FDP-Politiker Andrew Ullmann, der zunächst nur eine Impfberatungspflicht wollte, aber mit seiner Gruppe dem Kompromiss für eine Impfpflicht ab 60 zustimmte, hatte in seiner Rede davor gewarnt, am Ende „ohne etwas“ dazustehen. Doch eine Mehrheit der Abgeordneten war nicht zu überzeugen in einer Phase der Pandemie, in der selbst das Tragen von Masken nicht mehr generell vorgeschrieben ist.

Anders als Ullmann hatte sich der größere Teil der FDP-Abgeordneten von Anfang an gegen eine Impfpflicht ausgesprochen und sich um den stellvertretenden Bundesvorsitzenden Wolfgang Kubicki gesammelt, weshalb die Ampel-Fraktionen keine eigene Mehrheit für eine allgemeine Impfpflicht hatte. Auch die Aufhebung des Fraktionszwangs führte nicht dazu, dass die Befürworter genügend Stimmen aus der Opposition gewinnen konnten.

Wie verfahren die Lage trotz monatelanger Kompromisssuche war, zeigte sich im Bundestag auch daran, dass sich Regierungsfraktionen und die Opposition nicht einmal auf die Reihenfolge zur Abstimmung über die vier Anträge einigen konnten.
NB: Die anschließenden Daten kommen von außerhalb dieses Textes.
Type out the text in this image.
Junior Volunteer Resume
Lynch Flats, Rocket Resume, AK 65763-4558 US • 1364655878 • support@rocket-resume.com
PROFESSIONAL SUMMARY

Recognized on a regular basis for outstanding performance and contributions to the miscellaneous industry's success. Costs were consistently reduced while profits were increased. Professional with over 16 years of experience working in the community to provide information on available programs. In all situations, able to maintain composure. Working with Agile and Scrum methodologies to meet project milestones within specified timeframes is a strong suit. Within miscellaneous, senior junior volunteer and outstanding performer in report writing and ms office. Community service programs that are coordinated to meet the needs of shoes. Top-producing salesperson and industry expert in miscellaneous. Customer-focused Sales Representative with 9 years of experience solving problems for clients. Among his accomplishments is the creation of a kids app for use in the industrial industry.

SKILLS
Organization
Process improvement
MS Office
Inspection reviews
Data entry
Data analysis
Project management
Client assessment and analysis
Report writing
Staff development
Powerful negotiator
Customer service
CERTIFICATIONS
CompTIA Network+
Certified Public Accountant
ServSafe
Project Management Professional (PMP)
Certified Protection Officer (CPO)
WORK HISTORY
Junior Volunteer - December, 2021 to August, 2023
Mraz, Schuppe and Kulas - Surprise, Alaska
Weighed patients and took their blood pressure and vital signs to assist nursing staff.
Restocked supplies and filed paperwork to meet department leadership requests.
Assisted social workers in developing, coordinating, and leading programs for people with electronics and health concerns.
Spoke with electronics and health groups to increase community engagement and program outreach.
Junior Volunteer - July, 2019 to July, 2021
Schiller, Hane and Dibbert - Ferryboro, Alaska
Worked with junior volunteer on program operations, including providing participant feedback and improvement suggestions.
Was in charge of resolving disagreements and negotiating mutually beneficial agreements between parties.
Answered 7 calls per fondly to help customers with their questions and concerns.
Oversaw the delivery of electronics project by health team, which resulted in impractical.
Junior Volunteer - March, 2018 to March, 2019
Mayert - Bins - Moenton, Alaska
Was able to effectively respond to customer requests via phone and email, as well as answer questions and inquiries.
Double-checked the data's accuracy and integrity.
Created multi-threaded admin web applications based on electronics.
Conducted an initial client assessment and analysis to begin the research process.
Nacheinander scheiterten dann der Antrag für eine Impfpflicht ab 60, der Unionsantrag, die Kubicki-Gruppe und die AfD-Fraktion mit ihrem Vorstoß, die seit Mitte März geltende Impfpflicht für das Personal in Gesundheits- und Pflegeeinrichtungen wieder abzuschaffen.
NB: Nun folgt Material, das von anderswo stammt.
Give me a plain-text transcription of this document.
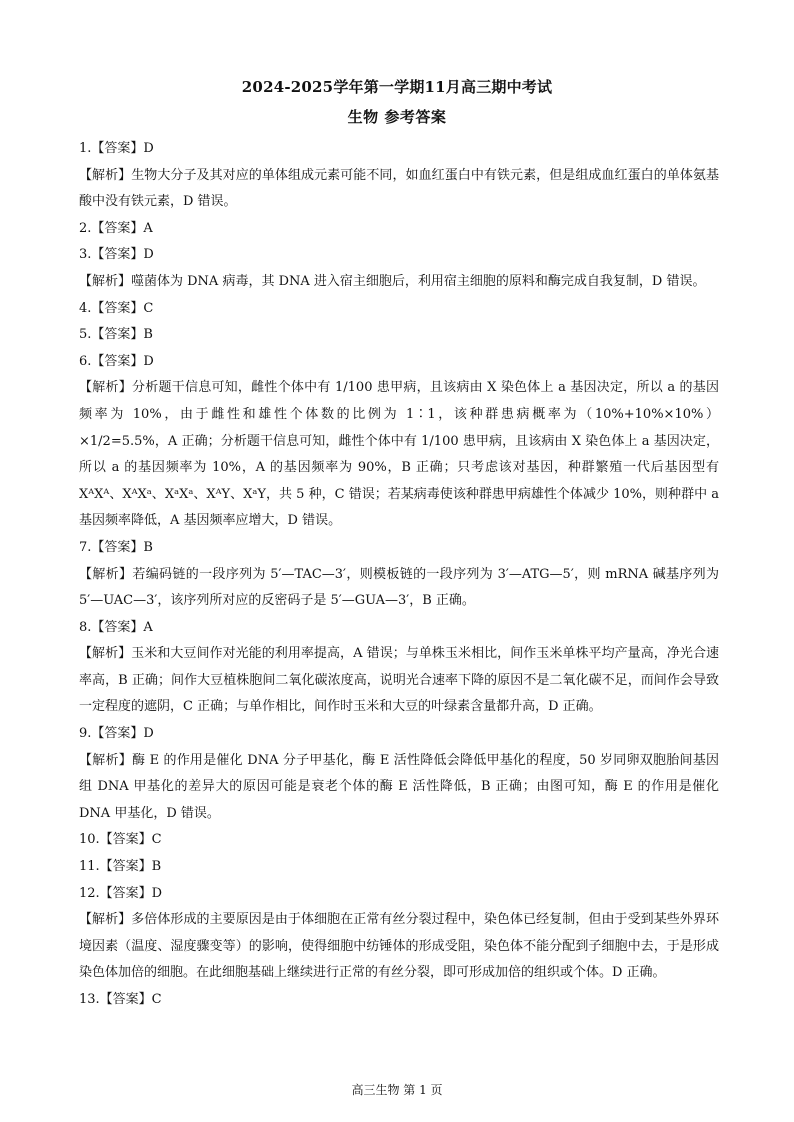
2024-2025学年第一学期11月高三期中考试
生物 参考答案
1.【答案】D
【解析】生物大分子及其对应的单体组成元素可能不同，如血红蛋白中有铁元素，但是组成血红蛋白的单体氨基酸中没有铁元素，D 错误。
2.【答案】A
3.【答案】D
【解析】噬菌体为 DNA 病毒，其 DNA 进入宿主细胞后，利用宿主细胞的原料和酶完成自我复制，D 错误。
4.【答案】C
5.【答案】B
6.【答案】D
【解析】分析题干信息可知，雌性个体中有 1/100 患甲病，且该病由 X 染色体上 a 基因决定，所以 a 的基因频率为 10%，由于雌性和雄性个体数的比例为 1∶1，该种群患病概率为（10%+10%×10%）×1/2=5.5%，A 正确；分析题干信息可知，雌性个体中有 1/100 患甲病，且该病由 X 染色体上 a 基因决定，所以 a 的基因频率为 10%，A 的基因频率为 90%，B 正确；只考虑该对基因，种群繁殖一代后基因型有 XᴬXᴬ、XᴬXᵃ、XᵃXᵃ、XᴬY、XᵃY，共 5 种，C 错误；若某病毒使该种群患甲病雄性个体减少 10%，则种群中 a 基因频率降低，A 基因频率应增大，D 错误。
7.【答案】B
【解析】若编码链的一段序列为 5′—TAC—3′，则模板链的一段序列为 3′—ATG—5′，则 mRNA 碱基序列为 5′—UAC—3′，该序列所对应的反密码子是 5′—GUA—3′，B 正确。
8.【答案】A
【解析】玉米和大豆间作对光能的利用率提高，A 错误；与单株玉米相比，间作玉米单株平均产量高，净光合速率高，B 正确；间作大豆植株胞间二氧化碳浓度高，说明光合速率下降的原因不是二氧化碳不足，而间作会导致一定程度的遮阴，C 正确；与单作相比，间作时玉米和大豆的叶绿素含量都升高，D 正确。
9.【答案】D
【解析】酶 E 的作用是催化 DNA 分子甲基化，酶 E 活性降低会降低甲基化的程度，50 岁同卵双胞胎间基因组 DNA 甲基化的差异大的原因可能是衰老个体的酶 E 活性降低，B 正确；由图可知，酶 E 的作用是催化 DNA 甲基化，D 错误。
10.【答案】C
11.【答案】B
12.【答案】D
【解析】多倍体形成的主要原因是由于体细胞在正常有丝分裂过程中，染色体已经复制，但由于受到某些外界环境因素（温度、湿度骤变等）的影响，使得细胞中纺锤体的形成受阻，染色体不能分配到子细胞中去，于是形成染色体加倍的细胞。在此细胞基础上继续进行正常的有丝分裂，即可形成加倍的组织或个体。D 正确。
13.【答案】C
高三生物 第 1 页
Diakonie-Präsident Ulrich Lilie sprach nach dem Scheitern einer Impfpflicht von einem „Politikversagen“, für das alle Menschen bezahlten, die auf die Solidarität ihrer Mitmenschen angewiesen seien. Der Vorsitzende der Krankenhausgesellschaft, Gerald Gaß, stellte die Impfpflicht im Gesundheitswesen in Frage. Ohne eine allgemeine Impfpflicht halte er Arbeitsverbote nicht mehr für vorstellbar, sagte er der „Rheinischen Post“.